L'enjeu du réchauffement climatique est pris au sérieux à l'échelle politique depuis quelques années grâce à une mobilisation des milieux scientifique et associatif. Profitons de cette dynamique pour renforcer leur poids et s'appuyer davantage sur eux dans d'autres secteurs stratégiques. Cela n'implique pas nécessairement de concurrencer les Etats dont la souveraineté est à préserver.

Si cette crise a permis de mettre en évidence le rôle de l'Etat puis de le renforcer en certains points, elle a aussi fait apparaître quelques failles.

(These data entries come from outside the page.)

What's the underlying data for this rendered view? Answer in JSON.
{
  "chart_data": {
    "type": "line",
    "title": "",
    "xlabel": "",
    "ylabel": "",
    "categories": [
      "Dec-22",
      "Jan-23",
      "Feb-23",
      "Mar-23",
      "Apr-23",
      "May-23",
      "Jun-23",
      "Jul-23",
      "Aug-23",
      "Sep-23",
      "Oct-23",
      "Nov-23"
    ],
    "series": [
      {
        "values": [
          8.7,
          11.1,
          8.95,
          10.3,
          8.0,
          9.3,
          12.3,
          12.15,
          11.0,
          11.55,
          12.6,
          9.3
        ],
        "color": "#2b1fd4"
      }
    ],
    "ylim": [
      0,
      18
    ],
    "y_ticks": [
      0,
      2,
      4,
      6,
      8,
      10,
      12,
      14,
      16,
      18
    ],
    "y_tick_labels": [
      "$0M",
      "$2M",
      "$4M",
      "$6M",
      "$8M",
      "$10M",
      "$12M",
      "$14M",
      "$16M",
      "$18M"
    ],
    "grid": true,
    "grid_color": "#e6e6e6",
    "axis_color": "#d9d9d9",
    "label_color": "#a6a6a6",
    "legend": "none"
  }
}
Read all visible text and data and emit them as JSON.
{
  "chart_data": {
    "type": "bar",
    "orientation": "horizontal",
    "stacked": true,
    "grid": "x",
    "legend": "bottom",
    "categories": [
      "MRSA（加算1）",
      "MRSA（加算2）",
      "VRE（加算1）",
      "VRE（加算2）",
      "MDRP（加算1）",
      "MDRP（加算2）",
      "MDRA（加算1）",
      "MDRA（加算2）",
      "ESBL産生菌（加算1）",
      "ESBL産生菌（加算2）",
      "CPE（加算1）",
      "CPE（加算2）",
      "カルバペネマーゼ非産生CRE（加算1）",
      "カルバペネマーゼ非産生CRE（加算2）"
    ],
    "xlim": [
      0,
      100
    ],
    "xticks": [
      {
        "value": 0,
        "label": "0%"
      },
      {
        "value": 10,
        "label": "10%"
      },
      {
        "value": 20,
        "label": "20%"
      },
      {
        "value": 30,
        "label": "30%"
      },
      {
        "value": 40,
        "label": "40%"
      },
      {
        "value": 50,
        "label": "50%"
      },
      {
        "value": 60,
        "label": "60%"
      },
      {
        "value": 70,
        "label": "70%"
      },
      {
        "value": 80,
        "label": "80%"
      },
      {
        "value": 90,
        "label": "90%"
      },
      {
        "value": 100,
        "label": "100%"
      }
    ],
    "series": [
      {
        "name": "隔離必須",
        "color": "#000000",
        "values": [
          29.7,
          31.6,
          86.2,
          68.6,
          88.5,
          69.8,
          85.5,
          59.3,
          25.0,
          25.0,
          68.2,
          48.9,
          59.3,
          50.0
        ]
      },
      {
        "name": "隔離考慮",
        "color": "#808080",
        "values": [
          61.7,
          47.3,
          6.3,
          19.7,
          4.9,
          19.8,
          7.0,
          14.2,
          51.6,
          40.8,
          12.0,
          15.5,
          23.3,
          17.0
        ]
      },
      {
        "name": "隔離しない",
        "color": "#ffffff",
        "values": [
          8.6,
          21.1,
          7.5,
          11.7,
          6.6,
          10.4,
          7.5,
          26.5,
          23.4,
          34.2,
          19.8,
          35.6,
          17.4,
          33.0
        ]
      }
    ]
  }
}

La crise liée au Covid-19 est à voir comme un accélérateur des transitions et parfois de certaines dérives, avec à la clé des changements plus ou moins marqués. Aussi sera-t-elle le motif de quelques contretemps. Le multilatéralisme est remis en question. Il est important d'infléchir cette trajectoire car ce n'est que celui-ci qui permettra, demain, de sortir renforcés des crises d'aujourd'hui.